China’s weather wasn’t the only thing setting heat records in July, as home prices rose in 69 out of 70 cities, led by a 17 percent year on year jump in Shenzhen and Guangzhou – and this rise in the nation’s real estate temperature seems to all be on account of Xi Jinping.
While the exact cause of the market surge is hard to pinpoint, there are a number of signs that the Xi administration will be taking a more liberal approach to China’s real estate market, and the potential for fewer restrictions on housing prices has encouraged buyers to make new purchases.
Data released earlier this month by China’s National Bureau of Statistics revealed the jump in home prices, which took place despite record setting heat in the eastern and central parts of the nation, and it seems that the country’s melting pavements were no deterrent to buyers eager to snatch up a new dwelling before prices climb still further.

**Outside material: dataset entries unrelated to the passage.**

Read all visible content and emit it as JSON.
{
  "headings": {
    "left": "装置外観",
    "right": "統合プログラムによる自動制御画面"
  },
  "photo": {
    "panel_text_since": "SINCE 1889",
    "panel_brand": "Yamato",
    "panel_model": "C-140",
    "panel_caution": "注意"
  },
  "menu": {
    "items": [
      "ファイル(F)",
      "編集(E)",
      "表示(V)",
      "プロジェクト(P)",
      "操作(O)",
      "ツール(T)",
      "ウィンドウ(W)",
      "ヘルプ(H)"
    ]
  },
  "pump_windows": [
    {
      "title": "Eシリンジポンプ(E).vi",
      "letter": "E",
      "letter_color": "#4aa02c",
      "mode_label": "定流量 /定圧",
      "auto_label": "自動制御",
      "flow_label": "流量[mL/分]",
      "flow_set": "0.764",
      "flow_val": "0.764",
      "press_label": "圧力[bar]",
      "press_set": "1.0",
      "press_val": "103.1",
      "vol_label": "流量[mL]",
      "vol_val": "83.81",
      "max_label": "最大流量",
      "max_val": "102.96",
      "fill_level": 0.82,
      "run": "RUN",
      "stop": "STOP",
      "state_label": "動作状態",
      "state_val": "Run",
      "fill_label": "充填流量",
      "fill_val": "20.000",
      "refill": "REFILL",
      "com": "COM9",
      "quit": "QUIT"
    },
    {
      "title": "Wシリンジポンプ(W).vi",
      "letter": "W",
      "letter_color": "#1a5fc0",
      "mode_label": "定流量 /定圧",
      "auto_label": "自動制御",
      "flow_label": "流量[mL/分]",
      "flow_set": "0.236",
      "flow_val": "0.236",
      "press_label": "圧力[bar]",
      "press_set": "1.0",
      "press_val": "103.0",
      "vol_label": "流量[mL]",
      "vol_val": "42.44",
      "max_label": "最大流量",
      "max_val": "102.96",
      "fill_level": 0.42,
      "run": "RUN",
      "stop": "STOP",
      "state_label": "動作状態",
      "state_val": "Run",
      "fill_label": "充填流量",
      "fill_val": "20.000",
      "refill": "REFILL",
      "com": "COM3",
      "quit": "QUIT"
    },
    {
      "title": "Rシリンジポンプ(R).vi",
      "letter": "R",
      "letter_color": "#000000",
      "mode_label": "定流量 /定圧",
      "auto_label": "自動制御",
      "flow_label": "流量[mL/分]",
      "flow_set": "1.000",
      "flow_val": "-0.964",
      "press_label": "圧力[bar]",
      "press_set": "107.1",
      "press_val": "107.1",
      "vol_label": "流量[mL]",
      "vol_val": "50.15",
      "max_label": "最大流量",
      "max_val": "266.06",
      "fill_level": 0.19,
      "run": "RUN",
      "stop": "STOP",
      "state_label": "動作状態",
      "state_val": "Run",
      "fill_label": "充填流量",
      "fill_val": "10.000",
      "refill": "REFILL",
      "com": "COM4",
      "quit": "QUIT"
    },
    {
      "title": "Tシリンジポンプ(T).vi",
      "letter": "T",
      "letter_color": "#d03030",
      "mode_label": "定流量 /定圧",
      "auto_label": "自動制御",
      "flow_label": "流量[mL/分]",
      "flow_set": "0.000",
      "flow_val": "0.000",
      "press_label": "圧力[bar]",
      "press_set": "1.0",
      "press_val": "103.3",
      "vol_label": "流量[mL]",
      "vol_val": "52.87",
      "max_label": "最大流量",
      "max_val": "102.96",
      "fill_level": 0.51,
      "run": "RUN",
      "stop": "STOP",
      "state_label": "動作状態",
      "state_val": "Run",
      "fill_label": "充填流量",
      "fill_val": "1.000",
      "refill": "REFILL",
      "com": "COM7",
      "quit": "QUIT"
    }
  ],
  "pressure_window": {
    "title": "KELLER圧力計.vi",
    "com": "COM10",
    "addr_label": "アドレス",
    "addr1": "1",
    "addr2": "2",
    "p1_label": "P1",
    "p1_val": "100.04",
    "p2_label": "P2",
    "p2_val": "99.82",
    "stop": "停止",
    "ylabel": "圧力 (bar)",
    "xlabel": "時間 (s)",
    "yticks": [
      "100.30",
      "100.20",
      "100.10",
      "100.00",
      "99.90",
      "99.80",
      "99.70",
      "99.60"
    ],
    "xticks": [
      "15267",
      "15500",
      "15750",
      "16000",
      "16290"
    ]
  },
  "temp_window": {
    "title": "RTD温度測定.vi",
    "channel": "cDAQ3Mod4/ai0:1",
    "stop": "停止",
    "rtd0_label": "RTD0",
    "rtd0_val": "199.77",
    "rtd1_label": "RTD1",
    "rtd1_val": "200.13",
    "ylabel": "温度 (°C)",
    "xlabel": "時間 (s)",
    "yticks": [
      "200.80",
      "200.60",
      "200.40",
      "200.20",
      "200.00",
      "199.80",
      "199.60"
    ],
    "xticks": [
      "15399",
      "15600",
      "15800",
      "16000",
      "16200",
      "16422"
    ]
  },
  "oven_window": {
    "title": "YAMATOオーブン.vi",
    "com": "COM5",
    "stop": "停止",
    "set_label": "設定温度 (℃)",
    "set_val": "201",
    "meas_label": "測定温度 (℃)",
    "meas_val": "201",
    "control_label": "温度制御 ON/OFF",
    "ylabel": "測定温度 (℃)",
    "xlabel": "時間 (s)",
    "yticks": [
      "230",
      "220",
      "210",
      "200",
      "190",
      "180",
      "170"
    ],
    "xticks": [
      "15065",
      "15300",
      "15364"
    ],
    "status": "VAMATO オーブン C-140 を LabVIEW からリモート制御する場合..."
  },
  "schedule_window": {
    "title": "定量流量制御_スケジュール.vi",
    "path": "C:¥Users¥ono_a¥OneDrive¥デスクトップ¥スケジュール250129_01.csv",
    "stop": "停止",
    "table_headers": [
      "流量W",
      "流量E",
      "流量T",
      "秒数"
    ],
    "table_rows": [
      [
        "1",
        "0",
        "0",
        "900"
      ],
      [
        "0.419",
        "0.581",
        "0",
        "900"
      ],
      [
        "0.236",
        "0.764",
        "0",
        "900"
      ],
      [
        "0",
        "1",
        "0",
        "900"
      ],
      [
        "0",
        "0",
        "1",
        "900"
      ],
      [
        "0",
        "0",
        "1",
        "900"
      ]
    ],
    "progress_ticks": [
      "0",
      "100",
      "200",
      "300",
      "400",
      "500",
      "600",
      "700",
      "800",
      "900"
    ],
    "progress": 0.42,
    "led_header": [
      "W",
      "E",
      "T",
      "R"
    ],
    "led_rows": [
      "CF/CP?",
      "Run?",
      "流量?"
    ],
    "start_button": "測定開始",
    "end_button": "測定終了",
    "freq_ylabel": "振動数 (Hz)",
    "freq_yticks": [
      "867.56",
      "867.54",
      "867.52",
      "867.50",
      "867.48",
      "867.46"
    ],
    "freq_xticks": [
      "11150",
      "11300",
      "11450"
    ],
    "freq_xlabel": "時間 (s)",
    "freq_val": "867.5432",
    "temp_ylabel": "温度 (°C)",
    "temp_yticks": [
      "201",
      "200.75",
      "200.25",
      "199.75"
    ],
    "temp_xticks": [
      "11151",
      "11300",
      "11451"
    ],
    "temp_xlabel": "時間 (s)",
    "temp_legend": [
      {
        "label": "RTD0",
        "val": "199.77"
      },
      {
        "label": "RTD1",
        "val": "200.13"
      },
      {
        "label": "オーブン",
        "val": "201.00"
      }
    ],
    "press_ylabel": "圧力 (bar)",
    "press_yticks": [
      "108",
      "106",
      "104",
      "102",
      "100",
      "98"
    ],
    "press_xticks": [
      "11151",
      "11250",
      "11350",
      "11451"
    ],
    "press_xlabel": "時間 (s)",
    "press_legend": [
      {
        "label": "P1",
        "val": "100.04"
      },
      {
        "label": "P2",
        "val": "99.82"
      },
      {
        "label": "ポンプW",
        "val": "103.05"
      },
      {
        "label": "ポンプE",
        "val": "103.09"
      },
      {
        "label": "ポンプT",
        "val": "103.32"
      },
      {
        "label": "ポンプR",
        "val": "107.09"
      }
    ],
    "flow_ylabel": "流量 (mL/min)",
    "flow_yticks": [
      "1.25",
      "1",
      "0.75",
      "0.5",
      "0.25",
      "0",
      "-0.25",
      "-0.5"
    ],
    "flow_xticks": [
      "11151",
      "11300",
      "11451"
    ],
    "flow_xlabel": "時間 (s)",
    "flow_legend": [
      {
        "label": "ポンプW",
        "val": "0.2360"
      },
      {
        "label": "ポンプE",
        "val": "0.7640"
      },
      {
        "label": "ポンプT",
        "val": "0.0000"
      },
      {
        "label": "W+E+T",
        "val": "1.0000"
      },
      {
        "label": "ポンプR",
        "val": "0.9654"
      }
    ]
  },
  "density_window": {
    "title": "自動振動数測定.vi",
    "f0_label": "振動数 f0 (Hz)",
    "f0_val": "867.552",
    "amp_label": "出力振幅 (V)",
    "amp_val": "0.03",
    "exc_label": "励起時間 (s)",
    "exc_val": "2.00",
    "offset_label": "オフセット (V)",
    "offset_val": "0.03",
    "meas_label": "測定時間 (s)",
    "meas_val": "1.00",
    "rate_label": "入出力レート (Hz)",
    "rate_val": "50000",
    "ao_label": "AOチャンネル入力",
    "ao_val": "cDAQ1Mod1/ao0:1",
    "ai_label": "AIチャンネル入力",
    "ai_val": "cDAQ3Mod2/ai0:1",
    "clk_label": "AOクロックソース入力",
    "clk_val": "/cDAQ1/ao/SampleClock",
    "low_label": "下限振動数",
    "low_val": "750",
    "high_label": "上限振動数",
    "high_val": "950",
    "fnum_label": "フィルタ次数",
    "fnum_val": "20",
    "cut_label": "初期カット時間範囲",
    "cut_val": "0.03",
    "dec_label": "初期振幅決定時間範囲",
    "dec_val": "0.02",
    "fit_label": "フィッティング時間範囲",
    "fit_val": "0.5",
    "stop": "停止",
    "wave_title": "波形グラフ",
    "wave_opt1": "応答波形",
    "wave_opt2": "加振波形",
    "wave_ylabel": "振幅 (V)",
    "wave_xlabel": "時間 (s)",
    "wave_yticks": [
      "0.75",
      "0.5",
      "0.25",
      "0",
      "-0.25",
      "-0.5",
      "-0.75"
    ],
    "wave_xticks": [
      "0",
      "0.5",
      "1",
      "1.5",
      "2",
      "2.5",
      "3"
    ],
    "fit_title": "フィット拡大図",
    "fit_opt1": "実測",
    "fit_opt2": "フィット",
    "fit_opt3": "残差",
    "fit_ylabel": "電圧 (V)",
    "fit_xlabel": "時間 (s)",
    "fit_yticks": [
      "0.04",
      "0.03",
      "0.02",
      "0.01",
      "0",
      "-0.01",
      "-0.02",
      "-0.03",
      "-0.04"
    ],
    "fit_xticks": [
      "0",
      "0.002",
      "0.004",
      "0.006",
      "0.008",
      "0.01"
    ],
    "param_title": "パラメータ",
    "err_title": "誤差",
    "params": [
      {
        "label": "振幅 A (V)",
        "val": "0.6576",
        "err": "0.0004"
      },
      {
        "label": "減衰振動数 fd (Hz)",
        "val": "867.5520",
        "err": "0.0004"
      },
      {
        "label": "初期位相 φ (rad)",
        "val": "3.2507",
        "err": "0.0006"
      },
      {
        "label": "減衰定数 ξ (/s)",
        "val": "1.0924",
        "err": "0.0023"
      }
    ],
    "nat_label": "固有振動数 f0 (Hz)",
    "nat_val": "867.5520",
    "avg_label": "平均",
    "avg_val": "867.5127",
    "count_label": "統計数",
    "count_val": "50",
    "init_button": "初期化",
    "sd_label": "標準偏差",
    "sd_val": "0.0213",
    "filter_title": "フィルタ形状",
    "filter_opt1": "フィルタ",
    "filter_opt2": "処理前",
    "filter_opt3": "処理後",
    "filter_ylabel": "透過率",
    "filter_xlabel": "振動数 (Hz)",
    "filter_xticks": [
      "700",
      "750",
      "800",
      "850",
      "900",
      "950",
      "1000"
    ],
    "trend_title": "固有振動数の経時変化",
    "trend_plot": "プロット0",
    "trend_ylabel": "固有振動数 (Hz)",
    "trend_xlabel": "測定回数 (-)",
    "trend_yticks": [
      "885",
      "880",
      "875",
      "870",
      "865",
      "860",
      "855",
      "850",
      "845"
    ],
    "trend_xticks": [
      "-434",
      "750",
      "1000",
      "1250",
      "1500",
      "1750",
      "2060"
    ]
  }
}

There were already vague signs during July that the new government may be more tolerant of rising property prices, with a statement declaring that China will seek “stable and healthy” development of the property market being released on a government website just after a meeting led by President Xi.
However, the most encouraging statement came earlier this month when an official speaking at the 2013 Bo’ao Real Estate Forum in the southern Chinese city of Sanya indicated that a new approach to regulating the property market could be expected soon.
According to an account from the official news agency Xinhua, Zhu Zhongyi, vice president of the China Real Estate Industry Association told the forum that the new government’s plan for urban development and control of the property sector “will not only adopt economic means such as taxation and credit policies to regulate the market, but it will also create policies to improve the housing and land supply systems.”
The indication that the new government would move towards a more market-driven approach to property, rather than relying on the squadron of administrative restrictions such as third-home purchase bans and higher mortgage down payment rates has apparently been encouraging to both developers and buyers.
It is now believed that the Xi government’s approach to the property market will aim at replacing the policy restrictions with a combination of property taxes and an increased supply of subsidized housing for the poor and middle class.
Shanghai and Chongqing introduced pilot property tax programs two years ago aimed at trying out the mechanism for increasing the carrying costs of real estate speculation and supplying local governments with an alternate means for generating revenue to displace their reliance on land sales to developers.
In what is seen as a further extension of this pilot program, the city of Hangzhou in Zhejiang province indicated earlier this month that it was considering imposing a property tax of as much as 1 percent.
For the past three years the government has been funding development of low cost housing to provide home buying opportunities for middle class buyers who have increasingly been pushed out of the market by speculators. The program is designed to provide modern affordable housing in a manner similar to what Singapore has accomplished through its Housing Development Board programs.